The track is one of four singles from his upcoming fifth album, Man of the Woods, which is slated to arrive on Feb. 2, two days before Timberlake takes the halftime stage at the Super Bowl this year.

"Filthy" is the Grammy-winner's first new release since his 2013 double album The 20/20 Experience, except "Can't Stop the Feeling," a single he released in tandem with the animated film, Trolls. The music video has already crossed 5 million views on YouTube and has amassed 2 million likes.

Music reviewers from various publications including the New Yorker, Variety and The Guardian among others have shared their views on the Grammy-winning singer's latest single. Here's what the critics had to say:

The Guardian

"Beginning with some bombastic guitar rock, it transmogrifies into a beautifully dark, undulating funk track underpinned by a whiplash bass womp. This kind of wobbling bassline was made ludicrous by the American take on dubstep earlier in the decade, but here co-producers Timberlake, Timbaland and the latter's protégé Danja conspire to make it dangerous again."

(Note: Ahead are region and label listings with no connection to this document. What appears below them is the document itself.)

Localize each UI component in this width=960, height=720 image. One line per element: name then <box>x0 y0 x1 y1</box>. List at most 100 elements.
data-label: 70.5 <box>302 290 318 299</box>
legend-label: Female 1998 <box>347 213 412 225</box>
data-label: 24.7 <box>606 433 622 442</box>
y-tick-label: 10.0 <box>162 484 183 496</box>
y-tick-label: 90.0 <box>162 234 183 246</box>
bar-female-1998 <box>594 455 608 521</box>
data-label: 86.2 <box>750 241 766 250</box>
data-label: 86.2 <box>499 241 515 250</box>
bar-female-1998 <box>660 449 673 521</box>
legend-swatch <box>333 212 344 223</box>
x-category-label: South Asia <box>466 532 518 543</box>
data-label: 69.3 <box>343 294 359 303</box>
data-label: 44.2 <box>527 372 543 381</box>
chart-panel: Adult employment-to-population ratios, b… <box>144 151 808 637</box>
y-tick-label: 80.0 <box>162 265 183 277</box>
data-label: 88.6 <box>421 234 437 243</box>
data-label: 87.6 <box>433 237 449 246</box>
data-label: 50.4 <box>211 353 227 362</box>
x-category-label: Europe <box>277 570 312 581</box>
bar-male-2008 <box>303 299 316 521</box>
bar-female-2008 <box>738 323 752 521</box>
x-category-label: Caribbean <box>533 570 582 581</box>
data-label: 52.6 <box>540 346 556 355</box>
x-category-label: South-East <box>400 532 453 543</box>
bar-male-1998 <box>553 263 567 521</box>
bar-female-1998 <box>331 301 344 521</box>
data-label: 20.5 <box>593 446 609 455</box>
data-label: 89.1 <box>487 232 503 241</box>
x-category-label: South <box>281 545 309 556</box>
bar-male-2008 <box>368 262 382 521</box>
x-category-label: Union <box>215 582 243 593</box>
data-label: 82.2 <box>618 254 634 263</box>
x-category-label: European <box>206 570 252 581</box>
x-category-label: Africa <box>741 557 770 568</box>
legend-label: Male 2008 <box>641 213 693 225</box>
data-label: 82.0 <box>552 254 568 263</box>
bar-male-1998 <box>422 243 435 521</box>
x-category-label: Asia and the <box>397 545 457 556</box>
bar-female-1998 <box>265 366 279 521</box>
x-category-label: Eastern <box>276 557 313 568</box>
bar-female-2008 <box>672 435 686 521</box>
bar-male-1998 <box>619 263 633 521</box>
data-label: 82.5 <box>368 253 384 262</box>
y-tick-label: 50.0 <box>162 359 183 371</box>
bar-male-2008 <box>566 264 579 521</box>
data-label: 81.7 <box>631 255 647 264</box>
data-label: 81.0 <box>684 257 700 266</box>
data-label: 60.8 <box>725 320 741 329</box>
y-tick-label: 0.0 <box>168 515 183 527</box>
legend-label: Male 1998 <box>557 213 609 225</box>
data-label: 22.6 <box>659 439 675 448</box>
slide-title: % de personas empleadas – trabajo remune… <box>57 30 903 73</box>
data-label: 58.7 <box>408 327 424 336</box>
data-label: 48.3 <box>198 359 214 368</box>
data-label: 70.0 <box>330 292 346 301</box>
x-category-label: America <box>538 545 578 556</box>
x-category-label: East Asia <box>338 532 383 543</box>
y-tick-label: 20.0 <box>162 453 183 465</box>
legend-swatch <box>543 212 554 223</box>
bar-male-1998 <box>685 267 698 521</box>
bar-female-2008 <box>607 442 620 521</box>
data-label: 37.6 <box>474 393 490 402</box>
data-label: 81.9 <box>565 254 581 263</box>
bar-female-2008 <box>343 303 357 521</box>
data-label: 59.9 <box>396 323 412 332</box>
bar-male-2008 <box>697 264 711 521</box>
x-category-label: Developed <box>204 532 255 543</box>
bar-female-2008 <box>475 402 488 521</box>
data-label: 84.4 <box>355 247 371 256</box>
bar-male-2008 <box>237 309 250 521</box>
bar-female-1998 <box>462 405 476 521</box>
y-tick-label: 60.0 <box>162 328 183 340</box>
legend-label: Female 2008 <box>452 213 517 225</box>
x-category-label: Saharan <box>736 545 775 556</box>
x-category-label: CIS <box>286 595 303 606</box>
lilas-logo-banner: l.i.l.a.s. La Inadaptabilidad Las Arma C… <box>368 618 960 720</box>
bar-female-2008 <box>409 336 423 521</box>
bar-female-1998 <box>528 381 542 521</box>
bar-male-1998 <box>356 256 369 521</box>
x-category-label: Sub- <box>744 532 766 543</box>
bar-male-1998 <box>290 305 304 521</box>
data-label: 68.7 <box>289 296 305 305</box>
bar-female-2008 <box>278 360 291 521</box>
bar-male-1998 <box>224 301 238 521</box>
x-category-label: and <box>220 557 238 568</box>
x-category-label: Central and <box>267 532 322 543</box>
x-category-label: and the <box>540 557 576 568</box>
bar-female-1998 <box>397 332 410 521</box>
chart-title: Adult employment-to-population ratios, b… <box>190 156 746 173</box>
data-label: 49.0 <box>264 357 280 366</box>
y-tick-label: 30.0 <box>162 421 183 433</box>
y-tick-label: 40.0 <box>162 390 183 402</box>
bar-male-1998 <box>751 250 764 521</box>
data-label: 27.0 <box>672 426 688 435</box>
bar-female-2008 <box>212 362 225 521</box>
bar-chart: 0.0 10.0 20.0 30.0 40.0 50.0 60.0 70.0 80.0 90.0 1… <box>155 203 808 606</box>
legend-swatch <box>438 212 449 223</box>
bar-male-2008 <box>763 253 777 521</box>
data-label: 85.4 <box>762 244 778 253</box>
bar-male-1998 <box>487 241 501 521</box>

"Alongside the blockbuster elements there are gorgeously subtle flourishes, like the fluttering intake of breath sitting low in the mix."

"Vocally, Timberlake heavily channels Prince, particularly the exacting, scornful tone of When Doves Cry, while his "whatchu gonna do with all that meat?" is like an X-rated version of Bruno Mars's "whatchu tryna do?" from 24k Magic. The chorus, which modulates into a sweeter, smoother key, is signature Timberlake."

Variety

"Timberlake speaks more than he sings during "Filthy," which kind of puts it on par with Taylor Swift's "Look What You Made Me Do" as a first-impression track where the central hook is a simple recitation over a dance beat."

Entertainment Weekly

"Timberlake's attempt to Frankenstein his brand of pop with contemporary electronic sounds might cause whiplash as "Filthy" vacillates between laptop-generated squelches and a more organic groove. He cruises from chorus to verse — there's not really anything differentiating the two — tossing off vapid lyrics over a meandering, structureless instrumental. When an over-the-top stadium-rock bridge arrives, things only deteriorate."

The New Yorker

"[Filthy] is a blithe bit of Prince-inspired dance-pop, with deep spiritual debts to Lil Johnson. It has a pudgy, reverberating bass line, and an arena-rattling bridge. His voice, which is thin and precise, takes on new depth when it bends mischievously, or ekes into falsetto."

"Timberlake's gifts are not in his tone—he winces through his vocals, which can make them feel too taut, like a rubber band that's about to snap—but in his performance. Timberlake's comportment remains un-self-serious. He understands pop music as being chiefly about joy and release."

Billboard

"'Fitlhy,' true to its name, is not that: The thing rumbles and crackles like an irritated stomach, unkempt from its opening feedback quake and remaining sonically on edge throughout. It never really locks in melodically or rhythmically, crashing from its Random Access Memories break into its acid-scratch slither and tickling bass, and back, a whole lot of tension without a ton of obvious accompanying release."